1. What solar temp is needed for the peak intensity of radiation to occue at .2 micrometers? Remembering that humans can see light only between .4 and .7 microns, would the sun look brighter or dimmer at this new temp?
2. How much variation in earth orbital distance from the sun is needed to alter the solar constant by 10%?
THANKS!!
gsd
1. To determine the solar temperature at which the peak intensity of radiation occurs at 0.2 micrometers, we can use Wein's Law. Wein's Law states that the wavelength at which the peak intensity occurs is inversely proportional to the temperature: λmax = b / T, where λmax is the wavelength of maximum intensity, b is a constant, and T is the temperature.
First, we need to convert the wavelength to meters since the units in Wein's Law are in meters. 0.2 micrometers is equal to 0.2 × 10^-6 meters.
Now we have the equation: λmax = b / T = 0.2 × 10^-6 m.
Solving for T, we have:
T = b / λmax.
Let's assume b is a constant value of 2.898 × 10^-3 m·K.
T = 2.898 × 10^-3 m·K / 0.2 × 10^-6 m = 2.898 × 10^4 K.
Therefore, the solar temperature needed for the peak intensity of radiation to occur at 0.2 micrometers is approximately 28,980 Kelvin.
Regarding whether the Sun would look brighter or dimmer at this new temperature, it depends on how the human eye perceives different wavelengths of light. Since humans can see light between 0.4 and 0.7 micrometers, we observe visible light primarily in the green to red region. If the peak intensity moves to 0.2 micrometers (UV region), the Sun will emit more ultraviolet radiation than visible light, which our eyes are not sensitive to. Consequently, the Sun would appear dimmer to us since we can't sense that high energy radiation as well.

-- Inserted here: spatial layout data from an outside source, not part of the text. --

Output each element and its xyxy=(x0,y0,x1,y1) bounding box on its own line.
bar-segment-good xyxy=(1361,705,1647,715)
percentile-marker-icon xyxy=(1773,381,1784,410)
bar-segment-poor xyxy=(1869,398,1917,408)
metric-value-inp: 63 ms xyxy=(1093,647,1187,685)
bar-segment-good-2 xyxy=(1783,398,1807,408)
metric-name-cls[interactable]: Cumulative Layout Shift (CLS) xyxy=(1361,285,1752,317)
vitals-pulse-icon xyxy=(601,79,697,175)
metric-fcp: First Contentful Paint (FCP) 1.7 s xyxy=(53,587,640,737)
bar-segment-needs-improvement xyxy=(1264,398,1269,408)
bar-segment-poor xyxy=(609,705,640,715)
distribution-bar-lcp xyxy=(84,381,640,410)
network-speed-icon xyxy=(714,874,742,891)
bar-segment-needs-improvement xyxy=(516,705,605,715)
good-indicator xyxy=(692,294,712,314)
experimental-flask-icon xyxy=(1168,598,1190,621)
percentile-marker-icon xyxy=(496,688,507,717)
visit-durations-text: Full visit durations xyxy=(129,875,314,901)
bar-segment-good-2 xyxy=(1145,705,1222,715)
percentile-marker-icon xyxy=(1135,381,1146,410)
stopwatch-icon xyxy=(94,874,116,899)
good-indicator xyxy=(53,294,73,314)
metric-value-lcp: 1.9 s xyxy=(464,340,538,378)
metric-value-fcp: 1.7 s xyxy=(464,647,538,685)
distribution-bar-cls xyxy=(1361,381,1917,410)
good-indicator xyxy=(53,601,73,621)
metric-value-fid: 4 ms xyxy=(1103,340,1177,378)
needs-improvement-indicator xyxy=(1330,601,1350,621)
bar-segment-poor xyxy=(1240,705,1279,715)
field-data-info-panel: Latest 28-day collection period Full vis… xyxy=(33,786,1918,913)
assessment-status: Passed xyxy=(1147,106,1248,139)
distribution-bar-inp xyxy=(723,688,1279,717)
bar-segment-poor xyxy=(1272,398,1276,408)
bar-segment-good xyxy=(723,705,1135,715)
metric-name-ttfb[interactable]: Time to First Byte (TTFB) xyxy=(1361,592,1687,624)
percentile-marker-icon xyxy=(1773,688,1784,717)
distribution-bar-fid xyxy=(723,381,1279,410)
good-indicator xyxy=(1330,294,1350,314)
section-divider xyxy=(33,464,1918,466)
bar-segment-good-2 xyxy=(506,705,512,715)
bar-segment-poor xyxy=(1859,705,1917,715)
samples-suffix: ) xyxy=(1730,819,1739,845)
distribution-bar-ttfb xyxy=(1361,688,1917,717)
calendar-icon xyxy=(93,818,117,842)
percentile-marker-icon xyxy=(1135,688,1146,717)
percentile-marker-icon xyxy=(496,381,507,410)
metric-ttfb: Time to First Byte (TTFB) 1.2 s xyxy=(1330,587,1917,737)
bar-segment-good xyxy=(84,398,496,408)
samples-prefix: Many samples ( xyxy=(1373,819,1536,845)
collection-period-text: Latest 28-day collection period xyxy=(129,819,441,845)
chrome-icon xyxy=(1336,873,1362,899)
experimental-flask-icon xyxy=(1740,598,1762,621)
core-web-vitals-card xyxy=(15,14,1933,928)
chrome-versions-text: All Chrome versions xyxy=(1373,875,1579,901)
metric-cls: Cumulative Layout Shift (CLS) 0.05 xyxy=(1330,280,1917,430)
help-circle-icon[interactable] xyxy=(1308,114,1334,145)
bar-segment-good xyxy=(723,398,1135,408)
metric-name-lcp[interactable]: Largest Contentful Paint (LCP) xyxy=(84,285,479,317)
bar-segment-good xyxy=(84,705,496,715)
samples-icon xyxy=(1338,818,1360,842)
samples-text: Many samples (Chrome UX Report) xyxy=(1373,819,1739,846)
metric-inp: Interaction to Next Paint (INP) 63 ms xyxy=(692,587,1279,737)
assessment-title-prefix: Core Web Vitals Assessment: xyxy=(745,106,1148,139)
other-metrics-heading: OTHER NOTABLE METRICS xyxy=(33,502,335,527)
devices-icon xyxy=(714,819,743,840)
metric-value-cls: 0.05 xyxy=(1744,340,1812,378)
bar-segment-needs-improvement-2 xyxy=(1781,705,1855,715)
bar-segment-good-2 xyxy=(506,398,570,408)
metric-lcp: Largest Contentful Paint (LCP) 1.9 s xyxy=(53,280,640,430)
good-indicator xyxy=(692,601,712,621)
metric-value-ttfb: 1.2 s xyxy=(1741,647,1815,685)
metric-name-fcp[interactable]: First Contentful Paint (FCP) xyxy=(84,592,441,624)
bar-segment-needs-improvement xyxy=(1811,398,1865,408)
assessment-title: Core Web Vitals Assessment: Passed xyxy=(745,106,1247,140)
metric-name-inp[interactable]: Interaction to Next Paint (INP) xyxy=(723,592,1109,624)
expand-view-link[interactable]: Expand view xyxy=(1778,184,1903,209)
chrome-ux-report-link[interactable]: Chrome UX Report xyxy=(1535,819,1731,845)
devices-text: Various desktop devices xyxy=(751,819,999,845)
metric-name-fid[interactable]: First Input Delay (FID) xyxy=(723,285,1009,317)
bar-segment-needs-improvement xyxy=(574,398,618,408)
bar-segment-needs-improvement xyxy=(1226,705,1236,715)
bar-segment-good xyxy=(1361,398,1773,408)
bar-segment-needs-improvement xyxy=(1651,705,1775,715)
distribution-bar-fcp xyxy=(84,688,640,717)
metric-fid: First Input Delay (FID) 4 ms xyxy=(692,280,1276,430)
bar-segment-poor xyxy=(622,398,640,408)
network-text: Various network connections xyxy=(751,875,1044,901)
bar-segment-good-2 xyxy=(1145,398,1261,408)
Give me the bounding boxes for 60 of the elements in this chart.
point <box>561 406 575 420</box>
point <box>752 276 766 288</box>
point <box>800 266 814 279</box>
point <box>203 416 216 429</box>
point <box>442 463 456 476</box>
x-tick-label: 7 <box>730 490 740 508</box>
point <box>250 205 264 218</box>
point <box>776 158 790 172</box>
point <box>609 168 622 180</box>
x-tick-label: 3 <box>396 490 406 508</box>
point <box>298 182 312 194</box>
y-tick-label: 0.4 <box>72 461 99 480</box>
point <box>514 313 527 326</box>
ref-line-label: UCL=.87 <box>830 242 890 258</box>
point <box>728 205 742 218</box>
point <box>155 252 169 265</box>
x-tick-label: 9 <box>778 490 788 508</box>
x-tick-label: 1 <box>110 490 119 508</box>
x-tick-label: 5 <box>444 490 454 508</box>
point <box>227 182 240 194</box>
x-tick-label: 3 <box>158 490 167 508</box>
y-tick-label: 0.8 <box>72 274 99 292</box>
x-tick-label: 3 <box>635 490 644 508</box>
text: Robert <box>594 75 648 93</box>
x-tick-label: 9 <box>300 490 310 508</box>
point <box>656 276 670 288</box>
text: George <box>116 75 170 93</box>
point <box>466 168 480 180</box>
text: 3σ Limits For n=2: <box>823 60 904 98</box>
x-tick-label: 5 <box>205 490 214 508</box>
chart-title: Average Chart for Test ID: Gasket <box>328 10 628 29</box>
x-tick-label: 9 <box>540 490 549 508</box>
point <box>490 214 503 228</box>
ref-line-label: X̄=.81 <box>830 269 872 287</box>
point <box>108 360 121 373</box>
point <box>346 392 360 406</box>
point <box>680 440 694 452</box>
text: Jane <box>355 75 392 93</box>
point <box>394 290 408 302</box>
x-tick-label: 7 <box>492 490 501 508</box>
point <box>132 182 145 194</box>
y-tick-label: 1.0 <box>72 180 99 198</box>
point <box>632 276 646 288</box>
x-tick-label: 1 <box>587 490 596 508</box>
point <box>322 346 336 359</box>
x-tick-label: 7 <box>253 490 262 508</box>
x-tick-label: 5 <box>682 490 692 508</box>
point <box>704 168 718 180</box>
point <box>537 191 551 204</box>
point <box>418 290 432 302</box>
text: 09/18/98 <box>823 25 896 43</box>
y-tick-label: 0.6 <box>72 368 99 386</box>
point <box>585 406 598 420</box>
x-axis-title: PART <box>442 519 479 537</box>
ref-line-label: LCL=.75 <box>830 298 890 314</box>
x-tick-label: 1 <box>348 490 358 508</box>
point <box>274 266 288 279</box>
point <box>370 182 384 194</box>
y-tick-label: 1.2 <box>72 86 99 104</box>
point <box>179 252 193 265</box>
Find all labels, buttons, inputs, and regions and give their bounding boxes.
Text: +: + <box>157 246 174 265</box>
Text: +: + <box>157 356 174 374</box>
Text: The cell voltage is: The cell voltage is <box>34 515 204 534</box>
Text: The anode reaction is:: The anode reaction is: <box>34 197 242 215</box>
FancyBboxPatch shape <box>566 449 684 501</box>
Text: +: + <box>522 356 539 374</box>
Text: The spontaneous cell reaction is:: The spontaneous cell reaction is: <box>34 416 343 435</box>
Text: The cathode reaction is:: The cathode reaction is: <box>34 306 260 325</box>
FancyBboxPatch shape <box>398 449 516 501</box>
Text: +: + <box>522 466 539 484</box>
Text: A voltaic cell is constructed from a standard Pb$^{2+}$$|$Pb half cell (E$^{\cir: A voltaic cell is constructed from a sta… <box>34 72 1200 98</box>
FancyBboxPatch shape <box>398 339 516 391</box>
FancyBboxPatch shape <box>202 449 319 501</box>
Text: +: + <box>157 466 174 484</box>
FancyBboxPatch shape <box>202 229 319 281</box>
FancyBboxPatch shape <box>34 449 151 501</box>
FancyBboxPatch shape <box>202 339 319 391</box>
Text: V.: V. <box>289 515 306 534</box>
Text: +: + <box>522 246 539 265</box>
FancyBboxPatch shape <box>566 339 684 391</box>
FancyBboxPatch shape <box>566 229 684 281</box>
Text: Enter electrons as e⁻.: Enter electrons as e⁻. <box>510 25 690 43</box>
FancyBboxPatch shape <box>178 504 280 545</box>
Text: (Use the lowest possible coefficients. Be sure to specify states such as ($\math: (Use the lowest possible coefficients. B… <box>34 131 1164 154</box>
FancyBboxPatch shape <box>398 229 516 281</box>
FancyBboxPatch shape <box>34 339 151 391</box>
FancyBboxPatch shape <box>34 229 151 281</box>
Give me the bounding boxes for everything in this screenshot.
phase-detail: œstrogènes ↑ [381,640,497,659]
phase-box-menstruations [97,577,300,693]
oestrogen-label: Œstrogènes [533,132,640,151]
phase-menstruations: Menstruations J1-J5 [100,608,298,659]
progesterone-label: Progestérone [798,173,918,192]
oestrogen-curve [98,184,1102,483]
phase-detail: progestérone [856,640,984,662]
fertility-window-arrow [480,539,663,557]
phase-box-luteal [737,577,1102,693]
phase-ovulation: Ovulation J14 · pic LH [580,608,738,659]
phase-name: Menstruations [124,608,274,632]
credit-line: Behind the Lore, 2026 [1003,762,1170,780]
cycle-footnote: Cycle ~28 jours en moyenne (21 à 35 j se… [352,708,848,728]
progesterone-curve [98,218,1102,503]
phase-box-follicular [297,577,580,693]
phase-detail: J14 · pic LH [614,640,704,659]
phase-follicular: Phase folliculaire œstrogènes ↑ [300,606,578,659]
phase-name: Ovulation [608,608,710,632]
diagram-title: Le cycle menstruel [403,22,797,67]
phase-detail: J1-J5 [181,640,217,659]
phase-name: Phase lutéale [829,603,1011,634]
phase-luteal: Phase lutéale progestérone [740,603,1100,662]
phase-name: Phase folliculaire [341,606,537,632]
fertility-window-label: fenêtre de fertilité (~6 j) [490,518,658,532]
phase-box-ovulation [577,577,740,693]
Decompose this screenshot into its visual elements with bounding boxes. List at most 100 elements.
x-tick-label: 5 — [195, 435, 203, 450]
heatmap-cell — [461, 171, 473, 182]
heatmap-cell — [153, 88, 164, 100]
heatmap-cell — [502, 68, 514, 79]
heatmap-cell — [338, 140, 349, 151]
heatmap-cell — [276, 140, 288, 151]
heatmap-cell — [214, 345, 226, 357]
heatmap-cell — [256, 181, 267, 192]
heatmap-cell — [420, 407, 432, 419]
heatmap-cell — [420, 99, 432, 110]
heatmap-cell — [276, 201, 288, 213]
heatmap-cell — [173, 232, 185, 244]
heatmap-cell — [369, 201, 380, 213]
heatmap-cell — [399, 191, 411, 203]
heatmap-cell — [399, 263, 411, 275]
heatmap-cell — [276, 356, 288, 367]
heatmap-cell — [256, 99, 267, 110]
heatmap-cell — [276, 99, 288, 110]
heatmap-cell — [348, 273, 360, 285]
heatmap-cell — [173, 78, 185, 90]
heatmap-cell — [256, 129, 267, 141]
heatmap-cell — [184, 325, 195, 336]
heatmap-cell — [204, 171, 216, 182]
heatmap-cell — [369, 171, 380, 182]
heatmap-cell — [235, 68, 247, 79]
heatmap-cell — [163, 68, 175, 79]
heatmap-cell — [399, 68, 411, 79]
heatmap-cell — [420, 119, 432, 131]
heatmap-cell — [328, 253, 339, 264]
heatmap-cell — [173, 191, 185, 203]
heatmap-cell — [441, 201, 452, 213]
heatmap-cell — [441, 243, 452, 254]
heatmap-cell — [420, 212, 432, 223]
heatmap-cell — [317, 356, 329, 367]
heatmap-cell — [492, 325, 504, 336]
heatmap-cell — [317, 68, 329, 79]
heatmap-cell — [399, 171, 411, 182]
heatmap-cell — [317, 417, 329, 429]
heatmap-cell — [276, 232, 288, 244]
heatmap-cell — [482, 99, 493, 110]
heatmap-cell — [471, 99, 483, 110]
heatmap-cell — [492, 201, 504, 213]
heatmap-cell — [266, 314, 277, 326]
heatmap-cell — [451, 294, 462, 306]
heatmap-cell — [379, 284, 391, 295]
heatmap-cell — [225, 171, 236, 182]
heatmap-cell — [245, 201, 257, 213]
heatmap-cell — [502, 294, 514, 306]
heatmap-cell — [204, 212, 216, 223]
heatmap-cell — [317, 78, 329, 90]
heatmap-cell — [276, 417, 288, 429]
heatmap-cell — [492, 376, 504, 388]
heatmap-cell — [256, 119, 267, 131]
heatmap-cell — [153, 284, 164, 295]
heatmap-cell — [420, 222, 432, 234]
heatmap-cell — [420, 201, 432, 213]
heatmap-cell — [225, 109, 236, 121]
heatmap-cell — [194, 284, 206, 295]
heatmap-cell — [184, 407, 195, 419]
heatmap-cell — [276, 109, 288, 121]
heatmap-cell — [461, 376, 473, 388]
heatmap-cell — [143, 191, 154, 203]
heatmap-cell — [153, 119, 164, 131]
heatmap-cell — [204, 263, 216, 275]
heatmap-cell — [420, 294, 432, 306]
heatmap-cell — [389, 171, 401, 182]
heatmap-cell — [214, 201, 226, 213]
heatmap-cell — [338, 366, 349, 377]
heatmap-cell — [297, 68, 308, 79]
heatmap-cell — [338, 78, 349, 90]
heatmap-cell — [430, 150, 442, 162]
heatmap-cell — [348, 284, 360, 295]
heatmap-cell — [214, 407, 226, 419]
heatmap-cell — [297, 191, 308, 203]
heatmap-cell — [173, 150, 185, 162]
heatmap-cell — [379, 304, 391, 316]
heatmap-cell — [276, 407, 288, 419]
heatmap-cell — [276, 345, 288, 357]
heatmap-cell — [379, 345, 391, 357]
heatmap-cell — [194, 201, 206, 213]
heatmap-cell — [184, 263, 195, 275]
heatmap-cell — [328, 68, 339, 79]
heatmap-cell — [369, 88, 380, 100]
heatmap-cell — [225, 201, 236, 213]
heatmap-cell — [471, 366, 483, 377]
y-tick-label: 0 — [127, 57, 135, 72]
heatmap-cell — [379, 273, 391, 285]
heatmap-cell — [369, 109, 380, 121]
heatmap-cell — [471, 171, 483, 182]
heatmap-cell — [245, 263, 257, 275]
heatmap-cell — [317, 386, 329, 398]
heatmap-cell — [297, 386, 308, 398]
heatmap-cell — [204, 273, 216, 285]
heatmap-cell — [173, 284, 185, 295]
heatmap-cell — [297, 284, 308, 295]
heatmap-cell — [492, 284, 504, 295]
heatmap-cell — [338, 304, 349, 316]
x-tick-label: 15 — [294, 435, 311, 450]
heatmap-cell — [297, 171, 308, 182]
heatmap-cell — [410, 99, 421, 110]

2. The solar constant is a measure of the amount of solar radiation received at Earth's distance. To calculate the variation in Earth's orbital distance required to alter the solar constant by 10%, we can use the inverse square law.
The solar constant represents the average amount of solar irradiance received at the Earth's distance from the Sun, which is approximately 149.6 million kilometers. Let's assume the solar constant is 1361 Watts per square meter (W/m²).
The inverse square law states that the intensity of radiation decreases as the square of the distance from the source. So, to increase or decrease the solar constant by a certain percentage, we need to adjust the distance using the inverse square relationship.
Let's assume we want to alter the solar constant by increasing it by 10%. To calculate the required change in Earth's orbital distance, we'll use the formula:
(ΔD / D)^2 = 1 + (ΔC / C),
where ΔD is the change in Earth's orbital distance, D is the average distance from the Sun, ΔC is the change in the solar constant, and C is the original solar constant.
Rearranging the formula, we get:
ΔD = D × sqrt(1 + (ΔC / C)) - D.
Plugging in the values:
ΔD = 149.6 million km × sqrt(1 + (0.10)) - 149.6 million km.
Calculating this, we find:
ΔD ≈ 4.85 million kilometers.
Therefore, to alter the solar constant by 10%, Earth's orbital distance from the Sun would need to change by approximately 4.85 million kilometers.